On Friday morning, when Stephen, Wendy, and Peggy sat down in the kitchen for breakfast, they found an envelope on the table: “To Wendy and Stephen.” Inside was a card from Paola and a check for six hundred dollars.
Thirty-Seven
The New Model T
John and Peggy Heywood helped the newlyweds buy a little Cape Cod three-bedroom house in Newton on Beverly Road, just a few minutes’ walk from the Victorian and the carriage house. They were still paying for those, and they were bankrolling Stephen’s work on the carriage house.
The whole family helped them move into the house. Stephen and Wendy had fun assembling their steel bed, and like any expectant parents they threw themselves into renovations and decorations. But Stephen noticed no improvement in his condition. Bob Brown examined him at Massachusetts General, and he saw no improvement either. Stephen’s right hand and foot were still weak, and still getting weaker.
The baby was due in September, and Wendy could not help feeling frightened now. On most days she did not panic about the one big thing—she panicked about many little things.
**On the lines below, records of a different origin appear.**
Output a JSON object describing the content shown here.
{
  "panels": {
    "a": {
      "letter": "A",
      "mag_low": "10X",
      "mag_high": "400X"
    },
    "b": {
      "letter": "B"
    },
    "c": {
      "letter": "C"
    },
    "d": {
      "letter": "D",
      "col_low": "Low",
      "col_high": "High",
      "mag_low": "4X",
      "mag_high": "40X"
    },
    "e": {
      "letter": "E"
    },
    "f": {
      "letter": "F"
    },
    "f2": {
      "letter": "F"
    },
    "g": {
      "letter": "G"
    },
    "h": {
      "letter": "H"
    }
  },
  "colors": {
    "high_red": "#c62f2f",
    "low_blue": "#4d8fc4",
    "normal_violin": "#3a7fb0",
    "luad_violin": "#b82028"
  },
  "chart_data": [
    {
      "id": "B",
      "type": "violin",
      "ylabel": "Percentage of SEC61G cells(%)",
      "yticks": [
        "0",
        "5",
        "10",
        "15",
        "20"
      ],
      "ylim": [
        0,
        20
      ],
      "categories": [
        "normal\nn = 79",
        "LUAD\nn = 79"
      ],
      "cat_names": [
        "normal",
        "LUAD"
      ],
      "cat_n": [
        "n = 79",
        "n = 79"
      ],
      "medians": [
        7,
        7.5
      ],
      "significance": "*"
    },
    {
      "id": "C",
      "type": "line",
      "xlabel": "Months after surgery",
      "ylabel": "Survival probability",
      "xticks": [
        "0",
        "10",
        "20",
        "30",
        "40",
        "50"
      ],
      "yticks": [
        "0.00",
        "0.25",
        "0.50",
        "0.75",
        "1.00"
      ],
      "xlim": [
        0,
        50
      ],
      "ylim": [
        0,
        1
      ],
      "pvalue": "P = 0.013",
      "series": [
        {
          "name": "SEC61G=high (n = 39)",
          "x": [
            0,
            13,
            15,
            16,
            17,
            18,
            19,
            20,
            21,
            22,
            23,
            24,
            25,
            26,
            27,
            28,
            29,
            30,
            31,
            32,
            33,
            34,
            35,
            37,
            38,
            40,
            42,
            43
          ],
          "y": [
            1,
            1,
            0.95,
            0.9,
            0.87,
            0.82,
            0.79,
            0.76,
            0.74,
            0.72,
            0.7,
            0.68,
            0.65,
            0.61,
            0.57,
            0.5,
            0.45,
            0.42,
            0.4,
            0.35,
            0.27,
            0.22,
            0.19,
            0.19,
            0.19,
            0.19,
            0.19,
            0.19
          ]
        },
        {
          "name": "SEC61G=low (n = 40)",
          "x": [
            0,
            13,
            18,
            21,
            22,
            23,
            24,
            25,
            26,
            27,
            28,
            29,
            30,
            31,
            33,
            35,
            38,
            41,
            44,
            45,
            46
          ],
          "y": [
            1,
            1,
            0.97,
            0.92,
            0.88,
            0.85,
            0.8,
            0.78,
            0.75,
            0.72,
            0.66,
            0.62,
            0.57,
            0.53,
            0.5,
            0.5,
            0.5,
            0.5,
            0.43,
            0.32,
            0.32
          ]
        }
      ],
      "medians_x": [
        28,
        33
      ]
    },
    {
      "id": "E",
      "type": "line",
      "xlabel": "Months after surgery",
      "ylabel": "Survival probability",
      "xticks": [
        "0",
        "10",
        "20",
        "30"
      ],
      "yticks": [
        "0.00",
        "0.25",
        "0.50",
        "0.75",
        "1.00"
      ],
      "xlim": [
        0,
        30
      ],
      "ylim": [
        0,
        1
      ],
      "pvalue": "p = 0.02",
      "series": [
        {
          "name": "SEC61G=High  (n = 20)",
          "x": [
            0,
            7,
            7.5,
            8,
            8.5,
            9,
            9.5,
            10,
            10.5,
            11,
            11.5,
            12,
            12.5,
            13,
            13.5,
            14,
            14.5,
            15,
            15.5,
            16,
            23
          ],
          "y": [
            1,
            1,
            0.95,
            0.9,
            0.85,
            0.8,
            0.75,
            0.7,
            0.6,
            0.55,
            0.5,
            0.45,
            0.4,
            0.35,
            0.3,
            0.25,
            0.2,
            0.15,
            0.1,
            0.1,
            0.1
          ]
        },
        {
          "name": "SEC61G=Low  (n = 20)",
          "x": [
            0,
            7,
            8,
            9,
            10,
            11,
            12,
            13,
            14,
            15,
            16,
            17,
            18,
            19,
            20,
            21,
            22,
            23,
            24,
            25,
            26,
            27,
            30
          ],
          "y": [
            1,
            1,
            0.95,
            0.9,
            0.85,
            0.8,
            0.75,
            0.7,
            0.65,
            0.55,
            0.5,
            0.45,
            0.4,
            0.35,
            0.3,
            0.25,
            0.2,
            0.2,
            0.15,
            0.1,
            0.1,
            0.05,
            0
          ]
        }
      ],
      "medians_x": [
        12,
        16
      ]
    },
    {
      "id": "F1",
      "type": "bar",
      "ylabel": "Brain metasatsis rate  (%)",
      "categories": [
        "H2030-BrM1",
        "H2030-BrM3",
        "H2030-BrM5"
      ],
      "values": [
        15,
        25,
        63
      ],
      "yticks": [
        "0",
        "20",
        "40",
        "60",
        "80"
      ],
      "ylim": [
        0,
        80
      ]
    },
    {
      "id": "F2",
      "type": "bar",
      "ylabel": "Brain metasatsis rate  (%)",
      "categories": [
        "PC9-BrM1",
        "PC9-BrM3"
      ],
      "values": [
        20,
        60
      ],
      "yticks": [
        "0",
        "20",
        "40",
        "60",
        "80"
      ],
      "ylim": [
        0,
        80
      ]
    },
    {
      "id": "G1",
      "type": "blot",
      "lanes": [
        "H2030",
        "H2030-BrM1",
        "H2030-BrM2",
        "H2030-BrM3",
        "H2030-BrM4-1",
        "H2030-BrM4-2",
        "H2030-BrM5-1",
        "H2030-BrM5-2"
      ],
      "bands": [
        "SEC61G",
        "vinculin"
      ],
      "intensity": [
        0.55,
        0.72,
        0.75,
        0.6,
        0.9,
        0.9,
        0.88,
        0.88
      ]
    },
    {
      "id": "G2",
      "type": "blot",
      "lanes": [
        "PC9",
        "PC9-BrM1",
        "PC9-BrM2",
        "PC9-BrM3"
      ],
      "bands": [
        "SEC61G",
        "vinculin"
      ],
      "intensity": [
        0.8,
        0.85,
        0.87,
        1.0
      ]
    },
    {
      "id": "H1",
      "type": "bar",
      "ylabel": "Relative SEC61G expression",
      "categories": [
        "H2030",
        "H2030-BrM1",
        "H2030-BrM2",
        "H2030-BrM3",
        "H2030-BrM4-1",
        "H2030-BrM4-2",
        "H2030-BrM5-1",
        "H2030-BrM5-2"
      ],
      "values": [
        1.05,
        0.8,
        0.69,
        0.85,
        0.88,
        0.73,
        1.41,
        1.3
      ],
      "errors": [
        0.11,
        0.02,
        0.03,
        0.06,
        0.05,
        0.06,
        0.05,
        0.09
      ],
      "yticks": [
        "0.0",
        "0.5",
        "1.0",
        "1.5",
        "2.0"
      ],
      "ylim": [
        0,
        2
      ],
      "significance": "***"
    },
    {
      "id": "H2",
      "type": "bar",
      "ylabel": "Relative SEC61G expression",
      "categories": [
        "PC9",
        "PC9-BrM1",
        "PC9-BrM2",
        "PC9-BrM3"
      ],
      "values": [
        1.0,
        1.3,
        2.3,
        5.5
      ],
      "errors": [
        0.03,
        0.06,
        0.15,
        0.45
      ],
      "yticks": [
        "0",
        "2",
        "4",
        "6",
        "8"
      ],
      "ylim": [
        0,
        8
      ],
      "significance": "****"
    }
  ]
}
She was still working at a Harvard biological laboratory,
and she came home fretful every evening. “Dear God,” she scrawled in her journal, “Why are you killing Stephen?”
Stephen himself stayed calm. He kept his sardonic sense of humor, and he did not lose his perspective even now. The two of them were still there, and the baby was coming soon. Whenever Wendy said, a little overearnestly, Stephen, there’s something I want to talk about, he said, mock-anxiously, You’re pregnant?
Six years before, Wendy had started and abandoned work on a master’s degree at Southwest Missouri State University in Springfield. It was an MA program in English, with an emphasis on writing. Stephen urged her to call the school and find out what she had to do to finish. With his encouragement, she proposed a project that might qualify as her thesis. And that is how she came to begin her memoirs of life with Stephen. Stephen’s suggestion was inspired. Instead of fretting in the long summer evenings, Wendy could celebrate their story, and their family’s, and she could haul a few of their neighbors in Back Bay before the court of literary justice.
One more ALS patient, a forty-seven-year-old woman, tried the stem cell injections. Once again the injections had no measurable benefits. All three patients went on getting worse, and none of them chose to repeat the procedure. But at least nobody seemed to have been hurt, and all three of them felt that they had helped the cause of regenerative medicine.